Sure, there are other things to consider (performance, cost, etc) but on
a reliability point, RAID6 seems to be the far better option

*no* - it takes twice as long to recalculate from parity and stresses the remaining disks twice as hard as RAID5 and so you pretty soon end with lost both of the disk you can lose without the array goes down while you still have many hours remaining recovery time

here you go: http://www.zdnet.com/article/why-raid-6-stops-working-in-2019/
That was written in 2010, 2019 is only 2 years away, (unless you meant 2029 and it was a typo) and I don't see evidence of that being true nor becoming true in such a short time.
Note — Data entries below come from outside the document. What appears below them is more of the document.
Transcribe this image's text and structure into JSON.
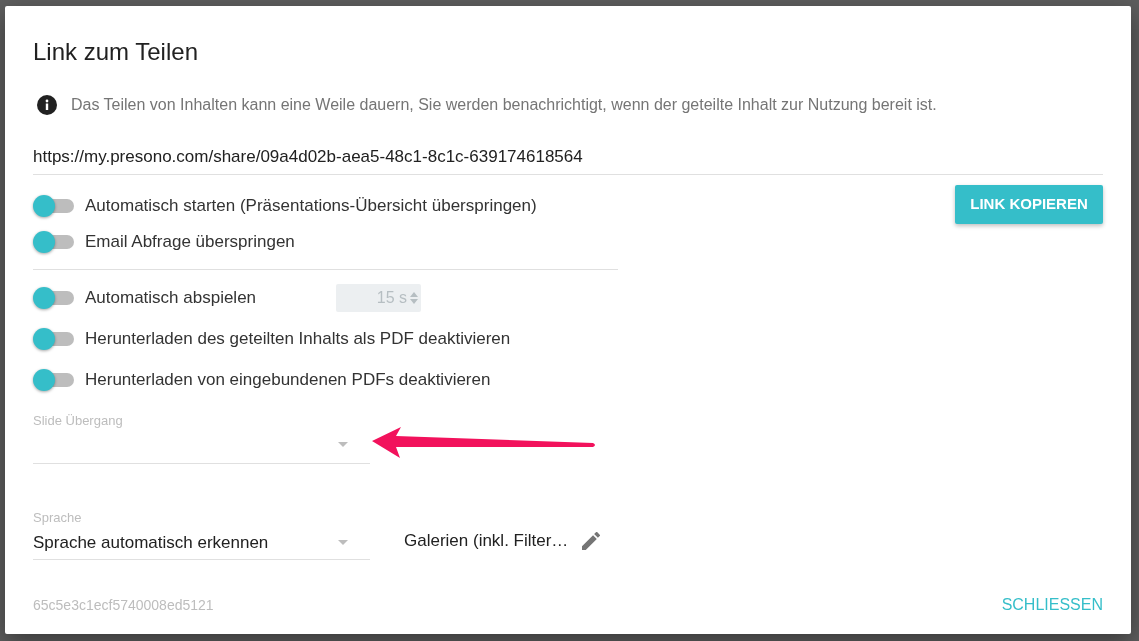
{
  "dialog": {
    "title": "Link zum Teilen"
  },
  "info": {
    "text": "Das Teilen von Inhalten kann eine Weile dauern, Sie werden benachrichtigt, wenn der geteilte Inhalt zur Nutzung bereit ist."
  },
  "share_link": {
    "value": "https://my.presono.com/share/09a4d02b-aea5-48c1-8c1c-639174618564"
  },
  "copy_button": {
    "label": "LINK KOPIEREN"
  },
  "start_options": [
    {
      "label": "Automatisch starten (Präsentations-Übersicht überspringen)",
      "on": false
    },
    {
      "label": "Email Abfrage überspringen",
      "on": false
    }
  ],
  "playback_options": [
    {
      "label": "Automatisch abspielen",
      "on": false,
      "interval": {
        "value": "15 s",
        "disabled": true
      }
    },
    {
      "label": "Herunterladen des geteilten Inhalts als PDF deaktivieren",
      "on": false
    },
    {
      "label": "Herunterladen von eingebundenen PDFs deaktivieren",
      "on": false
    }
  ],
  "slide_transition": {
    "label": "Slide Übergang"
  },
  "language": {
    "label": "Sprache",
    "value": "Sprache automatisch erkennen"
  },
  "galleries": {
    "label": "Galerien (inkl. Filter…"
  },
  "footer": {
    "id": "65c5e3c1ecf5740008ed5121",
    "close_button": "SCHLIESSEN"
  }
}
We don't see many (any?) people trying to recover their RAID6 arrays with double URE failures.

You say it takes twice as long to recalculate from parity for RAID6 compared to RAID5, but with CPU performance, this is still faster than the drive speed (unless you have NVMe or some SSD's, but then I assume the whole URE issue is different there anyway). Also, why do you think it stresses the disks twice as hard as RAID5? To recover a RAID5 you need a full read of all surviving drives, that's 100% read. To recover a RAID6 you need a full read of all remaining drives minus one, so that is less than 100% read. So why are you "stressing the remaining disks twice as hard"? Also, why does a URE equal losing a disk, all you do is read that block from another member in the array, and fix the URE at the same time.

If anything, you might suggest triple mirror RAID (what is that called? RAID110?) If I was to believe you, then that is the only sensible option, with triple mirror, when you lose any one drive, then you may recover by simply reading from the surviving members, and you are no worse off under any scenario. Even losing any two drives and you are still protected, potentially you can lose up to 4 drives without data loss (assuming a minimum of 6 drives). However, cost is a factor here.
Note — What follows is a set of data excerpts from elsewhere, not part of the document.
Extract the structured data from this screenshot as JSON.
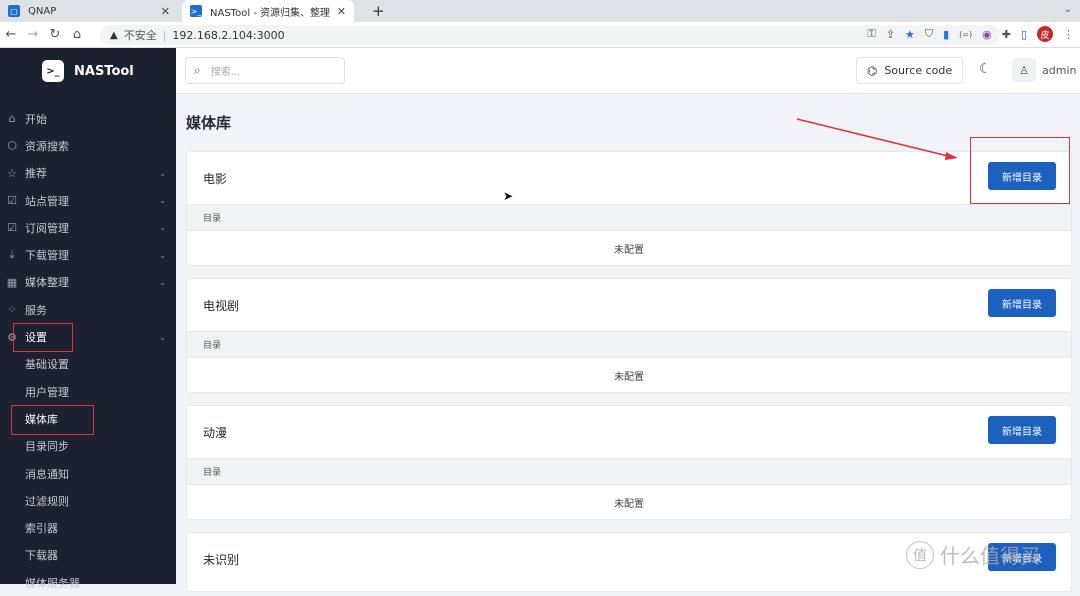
{
  "browser": {
    "tabs": [
      {
        "label": "QNAP",
        "icon": "qnap-icon"
      },
      {
        "label": "NASTool - 资源归集、整理自动化",
        "icon": "nastool-icon",
        "active": true
      }
    ],
    "address": {
      "security": "不安全",
      "url": "192.168.2.104:3000"
    },
    "profile_initial": "皮"
  },
  "sidebar": {
    "brand": "NASTool",
    "items": [
      {
        "label": "开始",
        "icon": "home-icon"
      },
      {
        "label": "资源搜索",
        "icon": "cube-icon"
      },
      {
        "label": "推荐",
        "icon": "star-icon",
        "expandable": true
      },
      {
        "label": "站点管理",
        "icon": "checkbox-icon",
        "expandable": true
      },
      {
        "label": "订阅管理",
        "icon": "checkbox-icon",
        "expandable": true
      },
      {
        "label": "下载管理",
        "icon": "download-icon",
        "expandable": true
      },
      {
        "label": "媒体整理",
        "icon": "film-icon",
        "expandable": true
      },
      {
        "label": "服务",
        "icon": "grid-icon"
      },
      {
        "label": "设置",
        "icon": "gear-icon",
        "expandable": true,
        "expanded": true
      }
    ],
    "sub_items": [
      "基础设置",
      "用户管理",
      "媒体库",
      "目录同步",
      "消息通知",
      "过滤规则",
      "索引器",
      "下载器",
      "媒体服务器"
    ],
    "active_sub": "媒体库"
  },
  "topbar": {
    "search_placeholder": "搜索...",
    "source_code": "Source code",
    "user": "admin"
  },
  "page": {
    "title": "媒体库",
    "sections": [
      {
        "title": "电影",
        "button": "新增目录",
        "column": "目录",
        "empty": "未配置"
      },
      {
        "title": "电视剧",
        "button": "新增目录",
        "column": "目录",
        "empty": "未配置"
      },
      {
        "title": "动漫",
        "button": "新增目录",
        "column": "目录",
        "empty": "未配置"
      },
      {
        "title": "未识别",
        "button": "新增目录"
      }
    ]
  },
  "watermark": {
    "circle": "值",
    "text": "什么值得买"
  },
  "colors": {
    "sidebar_bg": "#1b2130",
    "primary": "#1d61bf",
    "annotation": "#e0303a"
  }
}
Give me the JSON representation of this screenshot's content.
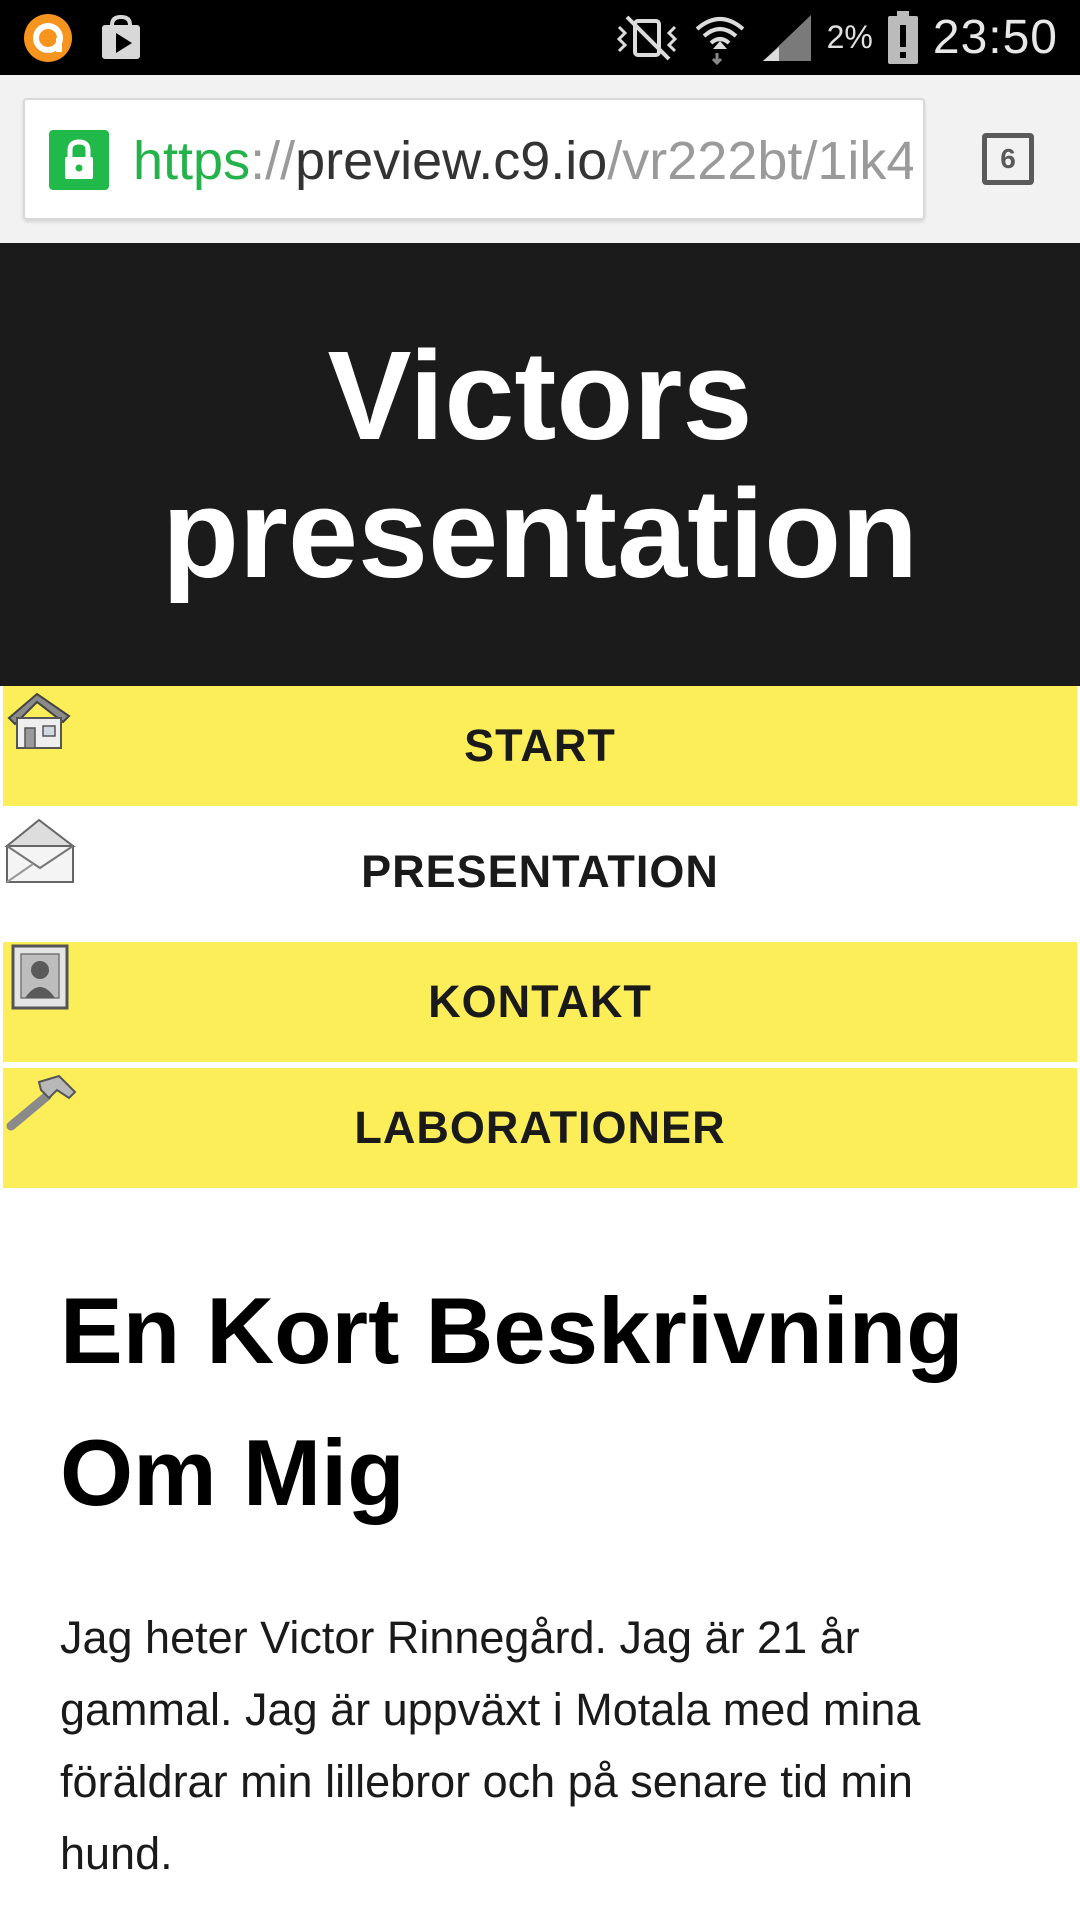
{
  "status_bar": {
    "battery_percent": "2%",
    "time": "23:50",
    "icons": [
      "browser-app-icon",
      "play-store-icon",
      "vibrate-mute-icon",
      "wifi-icon",
      "cell-signal-icon",
      "battery-low-icon"
    ]
  },
  "browser": {
    "url_scheme": "https",
    "url_separator": "://",
    "url_host": "preview.c9.io",
    "url_path": "/vr222bt/1ik4",
    "tab_count": "6",
    "lock_color": "#20b94a"
  },
  "header": {
    "title": "Victors presentation",
    "background": "#1b1b1b"
  },
  "nav": {
    "accent": "#fcee58",
    "items": [
      {
        "label": "START",
        "icon": "house-icon"
      },
      {
        "label": "PRESENTATION",
        "icon": "envelope-icon"
      },
      {
        "label": "KONTAKT",
        "icon": "contact-card-icon"
      },
      {
        "label": "LABORATIONER",
        "icon": "hammer-icon"
      }
    ]
  },
  "content": {
    "heading": "En Kort Beskrivning Om Mig",
    "paragraph": "Jag heter Victor Rinnegård. Jag är 21 år gammal. Jag är uppväxt i Motala med mina föräldrar min lillebror och på senare tid min hund."
  }
}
Finally, other than RAID110 (really, what is this called?) do you have any other sensible suggestions? RAID10 just doesn't seem to be it, and zfs doesn't seem to be mainstream enough either, same with btrfs and other FS's which can do various checksum/redundant data storage.

PS, In case you are wondering, I am still running 8 drive RAID5 in real life workloads, and don't have any problems with data loss (albeit, I do use DRBD to replicate the data between two systems with RAID5 each, so you can call that RAID51 perhaps, but the point remains, I've never (yet) lost an entire RAID5 array due to multiple drive failure or URE's).